Выбрать главу

А какой там был подбор книг на иностранных языках! К концу почти двухгодичного следственного срока я прочитал на английском полное собрание Хаггарда, несколько книг Хемингуэя, Диккенса — и любимые «Записки Пиквикского клуба», и «Лавку древностей», и «Тайну Эдвина Друда»…

Позже повезло мне и во Владимирской тюрьме, где отбыл два с половиной года, — тоже шикарная библиотека. И в московском следственном изоляторе, где торчал полтора года по своему второму делу, победнее библиотека, но жить можно.

Справедливости ради скажу, что не я один спасался книгами — все. Но у других, возможно, были и иные «способы спасения», у меня же были только книги. И еще, правда, стихоплетство. Тоже весьма сильное средство для сохранения формы. Из сотен написанных за одиннадцать лет заключения все же наберется с десяток стихов, которых я не стыжусь, потому что, как говорят, при желании и терпении можно даже зайца выучить играть на барабане.

Желание заполнять чистую бумагу собственными домыслами обнаружилось рано. Но отчего-то стыдился и пресекал. В последние школьные годы и еще несколько лет после школы, до начала «политического шебуршания», вел дневник. Чудом сохранившийся, был он мной уже в 1980-х перечитан и уничтожен, как не имеющий ни литературной, ни хроникальной ценностей. Кое-что, правда, пригодилось — так появились в журнале «Москва» биографические тексты «Перечитывая братский и норильский дневники».

Писательством впервые увлекся в лагере. Не от хорошей жизни. Обнаружилась язва желудка, и единственная поза, утихомиривающая боль, — «на карачках» вдруг подвигнула меня на писанину. Так вот, «на карачках», и была «сделана» моя первая книга «Повесть странного времени».

Довольно рано обнаружилось двойственное отношение к писательству вообще и к писателю в частности. С одной стороны, писатель — это ж не от мира сего… Как он все это придумывает, то, что я читаю, не отрываясь, а потом еще и проигрываю в собственных фантазиях да еще и на собственный лад?!

Но с другой… В некрасовские времена было такое слово — сочинитель. Это ж убийственно! Ну разве не постыдно всю жизнь заниматься сочинительством? Особенно для мужчины… Вон ведь сколько дел вокруг! Сколько замечательных профессий! Я лично мечтал стать штурманом дальнего плавания… Но с моими познаниями по математике в техникум не поступил бы, не говоря уж об институте. А все почему? Да все потому же! Патологическая страсть к чтению — почти физиологическая потребность — она не оставляла времени ни на что, требующее времени. Где-то на втором уровне сознания я презирал себя за это… Как, думаю, и любой наркоман на одном из уровней сознания презирает себя…
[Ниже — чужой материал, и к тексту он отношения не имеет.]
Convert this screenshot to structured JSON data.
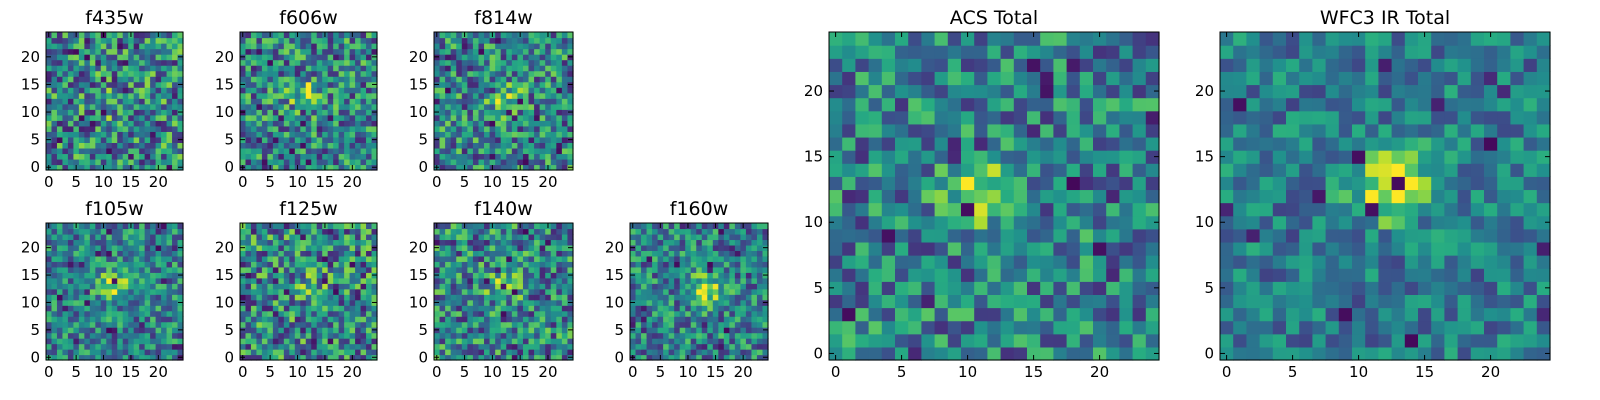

Много позже, когда «сочинительство» стало перерастать в привычку, где-то в начале 1970-х, выявилось иное обстоятельство — мне никогда не быть напечатанным в СССР.

Кто прочитал главные мои вещи, согласится, что нет в них никакого особого «обличительства», «контры» и уж тем более политической чернухи. Но напечатанным не быть! Потому что все мной написанное — написано в состоянии полнейшей личной свободы, и это как-то опознается «специалистами» даже в текстах, не имеющих ни малейших политических акцентов.

Под личной свободой я разумею неимение в виду не только возможных цензоров, но даже и возможных читателей. Откровенно эгоистическое бумагомарание на потребу и по потребе души. Но сразу же и оговорюсь, что данное обстоятельство ни в коей мере не соотносимо с уровнем, с качеством. То есть если писательство — субстанция, то состояние личной свободы — всего лишь модус, но не атрибут. Прекрасная литература некоторых советских писателей, имеющих в виду в процессе творчества и цензоров, и читателей, тому подтверждение. Агрессия откровенной графомании и пошлятины в наши принципиально бесцензурные времена — тоже.

Совершенно не воспринимаю литературный модернизм во всех его проявлениях. Виктор Ерофеев хвастался в одной телепрограмме, что его «Русская красавица» издана в стране миллионными тиражами. Что ж, это не единственное наше достижение последних времен. Знатоки говорят, что мы скоро перегоним развитые и неразвитые страны по распространению СПИДа, по наркомании… По криминалу, похоже, уже обогнали, как и по опохабливанию «великого и могучего»…

Деструктивные времена полны соблазнов. И я себя иной раз подлавливаю на том, что хочется «выдать» нечто этакое, принципиально бесформенное, фантасмагорическое, не обязывающее ни к этике слова, ни к этике мысли, ни к сюжетной логике — что-то вроде пелевинского «Чапаева…».

И удивительное дело! Только в мыслях допустишь таковое намерение, как сразу, почти мгновенно, словно бес в помощь, в голове начинает возникать некий текст, слово к слову лепится, появляется уверенность, что работаться будет легко и весело. Все дурное, от чего чуть ли не аскезой избавлялся всю жизнь, оно вдруг приобретает права… Подскочи к зеркалу и увидишь: физиономия перекошена, на ней готовность к пакости. Становится противно, и желание выпендриваться пропадает.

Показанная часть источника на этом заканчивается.